Strategy

You've learned a lot about offensive and defensive play as you've moved along in this book. Position and safety play show that you have a handle on what you're doing rather than just striking at balls and hoping for the best. That's the way many beginners play, but skill and strategy are the things that will set you apart from other amateurs.

Ball Placement on the Break

While there is no rule that says you can or cannot rack the balls in any particular order, there is a strategy for racking for your opponent. More dirty pool? Well, yes, a little bit, but it's all in the name of competition.

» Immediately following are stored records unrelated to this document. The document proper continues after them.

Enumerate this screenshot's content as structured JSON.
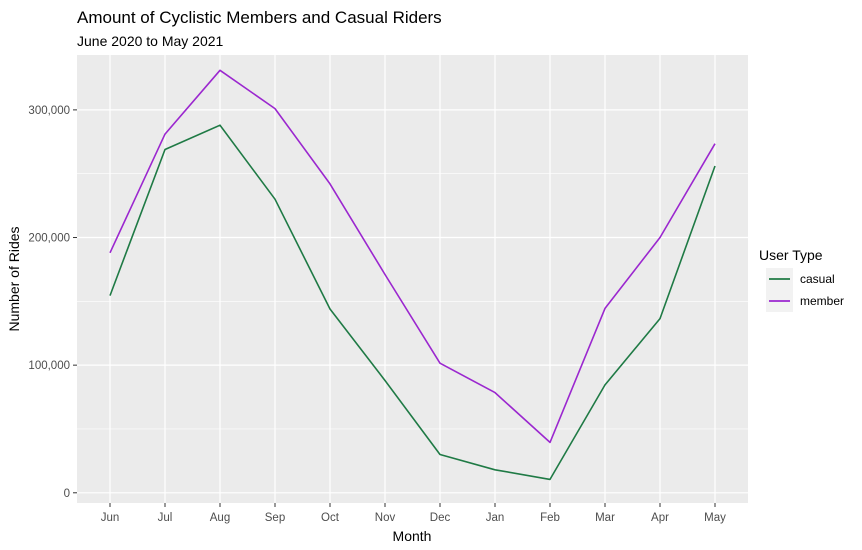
{
  "chart_data": {
    "type": "line",
    "title": "Amount of Cyclistic Members and Casual Riders",
    "subtitle": "June 2020 to May 2021",
    "xlabel": "Month",
    "ylabel": "Number of Rides",
    "categories": [
      "Jun",
      "Jul",
      "Aug",
      "Sep",
      "Oct",
      "Nov",
      "Dec",
      "Jan",
      "Feb",
      "Mar",
      "Apr",
      "May"
    ],
    "ylim": [
      -8000,
      343000
    ],
    "yticks": [
      0,
      100000,
      200000,
      300000
    ],
    "ytick_labels": [
      "0",
      "100,000",
      "200,000",
      "300,000"
    ],
    "grid": true,
    "legend": {
      "title": "User Type",
      "placement": "right"
    },
    "series": [
      {
        "name": "casual",
        "color": "#1f7a45",
        "values": [
          154500,
          269000,
          288000,
          230000,
          144000,
          88000,
          30000,
          18000,
          10500,
          84500,
          136500,
          256000
        ]
      },
      {
        "name": "member",
        "color": "#9b27cf",
        "values": [
          188000,
          281000,
          331000,
          301000,
          242000,
          171000,
          101500,
          78500,
          39500,
          144500,
          200000,
          273500
        ]
      }
    ]
  }
}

The placement of the 1 ball in the rack is set. It goes in the front of the diamond on the foot spot. The placement of the 9 is also set, as the rules say it must be racked in the middle of the rack. So when you are looking down the table on your break, you will see the 1 ball closest to you in the rack. That 1 ball does play an important role in the break shot: It is the first ball on the table that needs to be contacted since it is the lowest-numbered ball on the table. Even if the 9 ball winds up hanging on a pocket, if your 1 ball and cue ball aren't in a good location in relation to each other, you won't be able to pocket that 9 ball and win the game during your turn at the table. That means you may have to turn over control of the table to your opponent with the game-winning ball hanging in the pocket!

Racking Strategy

It is almost a given that you or your opponent will pocket some balls on the break shot. That's the goal, after all. Based on this knowledge, the positioning of the balls after the break can be predicted to a degree. There is always the added element of luck, so there are no guarantees that the balls will wind up where you need them to — but to say that the pros study racking and breaking in nine ball very carefully is an understatement.

The trick to the break shot is to rack the balls so that they will scatter in such a way that your opponent will have a tough time getting to them in numerical order.

Rack and Positioning

To set the rack in a particular way for your opponent, you will have to have witnessed your opponent's skills in advance. If your opponent typically has a good run at the table, you will want to rack the balls in such a way that you will keep her on her toes.

For example, you could set your rack so that the lowest-numbered balls will scatter a certain way on the table. The farther apart they are from one another, the more you will force your opponent to maneuver his way up and down the table, and the harder it will be for him to pocket balls and continue a run. The best way to learn where to rack the balls is to watch the pros and take the time to experiment a little by yourself.

Know Your Opponent

While any good instructor or top-ranked player will tell you that you have to “play your own game” and not try to play your opponent's game, it's also good to know your opponent's weaknesses. For example: If you notice that your opponent has trouble shooting bank shots, then when you play a safety, leave him or her a bank shot. Maybe you notice that your opponent also misses a lot of long shots, but still goes for the try, nonetheless. If you find yourself without a shot, you can bait your opponent by leaving a long shot. If you're forced to make a defensive move, that's the perfect time to consider your opponent's weaknesses.